02/22/2008 12:00AM

Bloomberg's fraudulent OTB crisis


NEW YORK - The state motto of New York is "Excelsior," Latin for ever higher or upward. Perhaps it should be changed to "Aedificare Crisus," which would translate as "to create a crisis," the current modus operandi of state government, especially when it comes to racing.

The state had years to resolve the New York Racing Association's franchise but only did so on Feb. 13, the day before the tracks would have shut down. Now New York City Mayor Michael Bloomberg is trying to negotiate a better deal for the city's Offtrack Betting Corporation with a similar threat. He has orchestrated a series of theatrical announcements that NYCOTB will close down June 13 unless more money is funneled to the so-called public benefit corporation.

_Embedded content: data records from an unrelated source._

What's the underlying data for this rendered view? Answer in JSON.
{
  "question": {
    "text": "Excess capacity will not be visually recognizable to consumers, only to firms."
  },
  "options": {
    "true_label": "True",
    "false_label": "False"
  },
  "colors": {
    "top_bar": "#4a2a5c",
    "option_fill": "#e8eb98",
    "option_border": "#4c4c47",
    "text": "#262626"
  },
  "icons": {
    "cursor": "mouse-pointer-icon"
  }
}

"The only way you can get Albany to act is to create a crisis," he told reporters Tuesday, shortly after arranging for his appointees on NYCOTB's board to vote unanimously to approve a shutdown plan.

That plan will never be executed. Government is not in the habit of needlessly shuttering operations that employ thousands of union workers and dozens of political-patronage appointees. Bloomberg would be a prime candidate for impeachment if he simply closed the nation's largest bet-taker and drove $1 billion in annual handle to outlets beyond the city's borders, costing New York not only jobs but tens of millions of dollars in annual revenue he falsely claims does not exist.

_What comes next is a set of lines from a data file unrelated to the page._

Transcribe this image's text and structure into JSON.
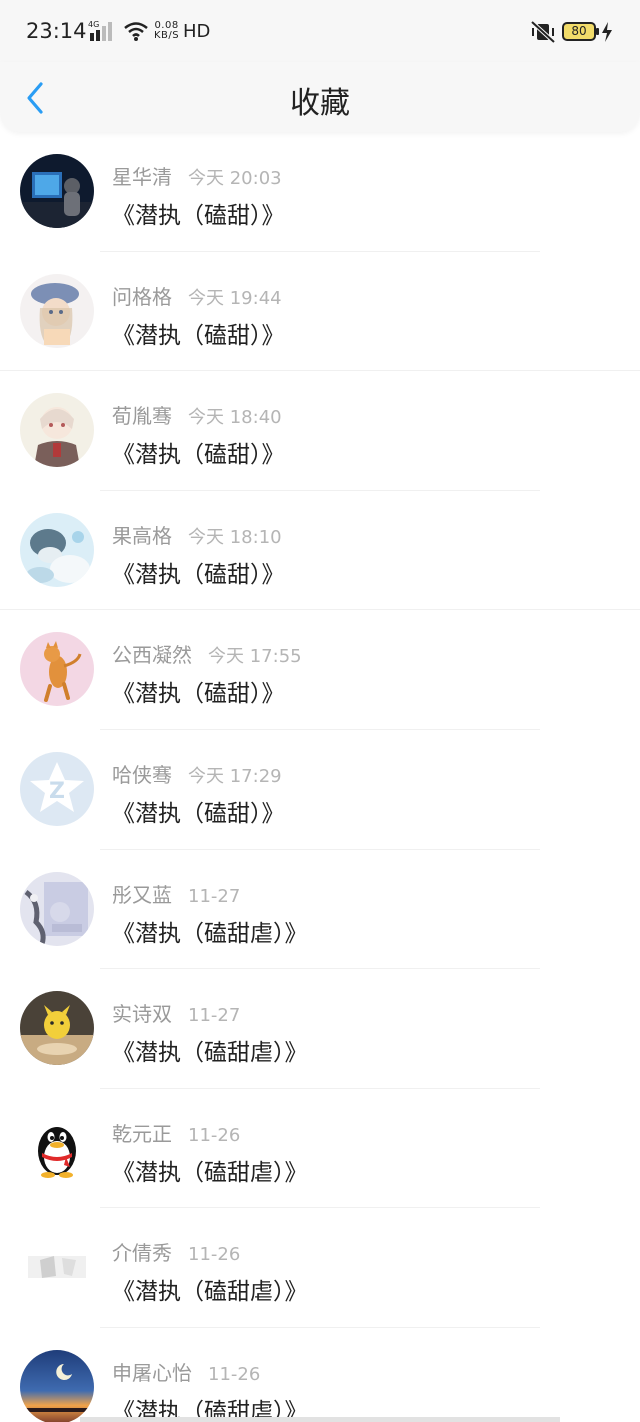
{
  "status": {
    "time": "23:14",
    "network": "4G",
    "speed_value": "0.08",
    "speed_unit": "KB/S",
    "hd": "HD",
    "battery": "80"
  },
  "nav": {
    "title": "收藏"
  },
  "items": [
    {
      "name": "星华清",
      "time": "今天 20:03",
      "title": "《潜执（磕甜）》"
    },
    {
      "name": "问格格",
      "time": "今天 19:44",
      "title": "《潜执（磕甜）》"
    },
    {
      "name": "荀胤骞",
      "time": "今天 18:40",
      "title": "《潜执（磕甜）》"
    },
    {
      "name": "果高格",
      "time": "今天 18:10",
      "title": "《潜执（磕甜）》"
    },
    {
      "name": "公西凝然",
      "time": "今天 17:55",
      "title": "《潜执（磕甜）》"
    },
    {
      "name": "哈侠骞",
      "time": "今天 17:29",
      "title": "《潜执（磕甜）》"
    },
    {
      "name": "彤又蓝",
      "time": "11-27",
      "title": "《潜执（磕甜虐）》"
    },
    {
      "name": "实诗双",
      "time": "11-27",
      "title": "《潜执（磕甜虐）》"
    },
    {
      "name": "乾元正",
      "time": "11-26",
      "title": "《潜执（磕甜虐）》"
    },
    {
      "name": "介倩秀",
      "time": "11-26",
      "title": "《潜执（磕甜虐）》"
    },
    {
      "name": "申屠心怡",
      "time": "11-26",
      "title": "《潜执（磕甜虐）》"
    }
  ],
  "colors": {
    "accent": "#2a9df4",
    "name_text": "#9a9a9a",
    "time_text": "#b5b5b5",
    "title_text": "#222222",
    "header_bg": "#f7f7f7"
  }
}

If only to honor the concept of "Aedificare Crisus," however, we are probably in for a few more months of posturing, the inevitable rally by employees on the steps of the state capital, and perhaps even an appearance by the giant inflatable rat that is a staple of political rallies in the state. Then, eventually, a few dollars will be thrown OTB's way and life will go on as before.

Bloomberg's case for shutting down OTB would be a sham even if it were realistic. He claims that the company loses money which will have to come out of taxpayers' pockets and that the evil racing industry, in league with the state, is seizing an outrageous share of funds that would otherwise be used to feed hungry schoolchildren.

Both are attractive talking points that have been unquestioningly reported as fact by the city's four biggest general-interest newspapers, all of which have applauded the mayor's bravery and endorsed his plan. Both points are also largely fictional.

OTB makes plenty of money for the city, even beyond all its jobs, but its accountants state its complicated revenue streams in a disingenuous way that makes profits appear to be losses. It collects over $10 million a year alone in "surcharge revenue," the dimes and dollars it filches from horseplayers by paying only $3.80 on a $4 winner, and that money goes straight to the city. Yet OTB categorizes this windfall as an expense, and then the city claims OTB is not giving it any money.

The idea that the racing industry is getting an unfairly large slice of the pie is similarly fanciful. OTB uses its size and power to pay the lowest simulcast rates for out-of-state signals in all of American racing. The higher rates it pays in-state tracks are fair compensation for its encroachment on those track's live-market areas, and it has negotiated and agreed to those rates. The tracks still get far less from a bet made at OTB than from one made onsite, which ultimately is why New York has over 20 percent of the nation's racing handle but pays out only 10 percent of its purses.

Whatever financial setbacks OTB might currently be undergoing stem from a bad business decision to overpay regulatory and other fees in exchange for adding evening Thoroughbred simulcasts to its menu in recent years, not from any new or onerous payments to the people who actually put on the races and maintain the racetracks.

The best way to improve OTB's finances would be to combine it with NYRA, the state's five other regional OTB corporations, or both. The redundancies among these seven entities is staggeringly wasteful. (Consider the cost of seven in-state phone-betting platforms alone.) That of course would mean eliminating many of the regional patronage jobs, not a proposition on which you should take a short price.

Short of such sensible reform, the last-minute answer to the current crisis is likely to take one or both of two forms: a reduction of OTB's payments to the purses of the NYRA races that are its most popular product, or a takeout increase on its customers. Those would be two bad solutions to two non-existent problems, an unhappy but likely resolution to an entirely fraudulent crisis.